Why can't we just do it all? Let's wrap all of that up into a single match.resolve() function that:

• Waits for route.lazy to resolve (if needed)
• No-ops if the route isn't supposed to revalidate
  • Open question here if we return the current data from these no-ops or return undefined?
  • We decided not to expose this data for now since we don't have a good use case
• Knows whether to call the loader or the action
• Allows users to pass additional params to loaders/actions for middleware/context use cases.

// Simplest case - call all loaders in parallel just like current behavior
function dataStrategy({ matches }) {
  // No more type, defaultStrategy, or match.route promise APIs!
  return Promise.all(matches.map(match => {
    // resolve `route.lazy` if needed and call loader/action
    return m.resolve();
  });
}

// More advanced case - call loader sequentially passing a context through
async function dataStrategy({ matches }) {
  let ctx = {};
  let results = [];
  for (let match of matches) {
    // You can pass a "handlerOverride" function to resolve giving you control
    // over how/if to call the handler.  The argument passed to `handler` will
    // be passed as the second argument to your `loader`/`action`:
    // function loader({ request }, ctx) {...}
    let result = await m.resolve((handler) => {
      return handler(ctx);
    });
    results.push(result);
  });
  return results;
}

// More performant case leveraging a middleware type abstraction which lets loaders
// still run in parallel after sequential middlewares:
function dataStrategy({ matches }) {
  // Can implement middleware as above since you now get all matches
  let context = runMiddlewares(matches);

  // Call all loaders in parallel (no params to pass) but you _can_ pass you
  // own argument to `resolve` and it will come in as `loader({ request }, handlerArg)`
  // So you can send middleware context through to loaders/actions
  return Promise.all(matches.map(match => {
    return m.resolve(context);
  });

  // Note we don't do any filtering above - if a match doesn't need to load,
  // `match.resolve` is no-op.  Just like `serverLoader` is a no-op in `clientLoader`
  // when it doesn't need to run
}

// Advanced case - single-fetch type approach
// More advanced case - call loader sequentially passing a context through
async function dataStrategy({ matches }) {
  let singleFetchData = await makeSingleFetchCall()
  // Assume we get back:
  // { data: { [routeId]: unknown }, errors: { [routeId]: unknown } }
  let results = [];
  for (let match of matches) {
    // Don't even call the handler since we have the data we need from single fetch
    let result = await m.resolve(() => {
      if (singleFetchData.errors?.[m.route.id]) {
        return {
          type: 'error',
          result: singleFetchData.errors?.[m.route.id]
        }
      }
      return {
        type: 'data',
        result: singleFetchData.data?.[m.route.id]
      }
    });
    results.push(result);
  });
  return results;
}

Status codes

Initially, we thought we could just let the handlerOverridereturn or throw and then internally we could convert the returned/thrown valuer into a HandlerResult. However, this didn't work for the unstable_skipActionRevalidation behavior we wanted to implement with Single Fetch.

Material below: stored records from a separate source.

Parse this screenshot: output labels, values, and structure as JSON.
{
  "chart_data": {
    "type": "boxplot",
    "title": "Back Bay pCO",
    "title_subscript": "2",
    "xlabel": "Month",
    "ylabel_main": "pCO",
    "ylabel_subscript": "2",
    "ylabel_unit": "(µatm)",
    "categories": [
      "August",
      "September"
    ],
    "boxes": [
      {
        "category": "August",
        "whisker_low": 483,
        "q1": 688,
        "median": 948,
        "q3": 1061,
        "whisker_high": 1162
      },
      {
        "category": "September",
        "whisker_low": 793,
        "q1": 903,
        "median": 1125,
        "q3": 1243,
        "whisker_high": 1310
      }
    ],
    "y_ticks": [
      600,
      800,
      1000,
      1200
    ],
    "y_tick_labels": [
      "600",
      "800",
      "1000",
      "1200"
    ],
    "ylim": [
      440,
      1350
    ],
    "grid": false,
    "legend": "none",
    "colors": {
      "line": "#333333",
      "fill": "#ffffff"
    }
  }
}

If users returned normal Response's it would be fine, since we could decode the response internally and also know the status. However, if user's wanted to do custom response decoding (i.e., use turbo-stream like we did in single fetch) then there was no way to return/throw data and the status code from the response without introducing something like the ErrorResponse API which holds a status and data. We decided to make HandlerResult public API and put an optional status field on it.

This means that if you just call resolve with no handlerOverride you never need to know about HandlerResult. If you do pass a handlerOverride, then you need to return a proper HandlerResult with type:"data"|"error".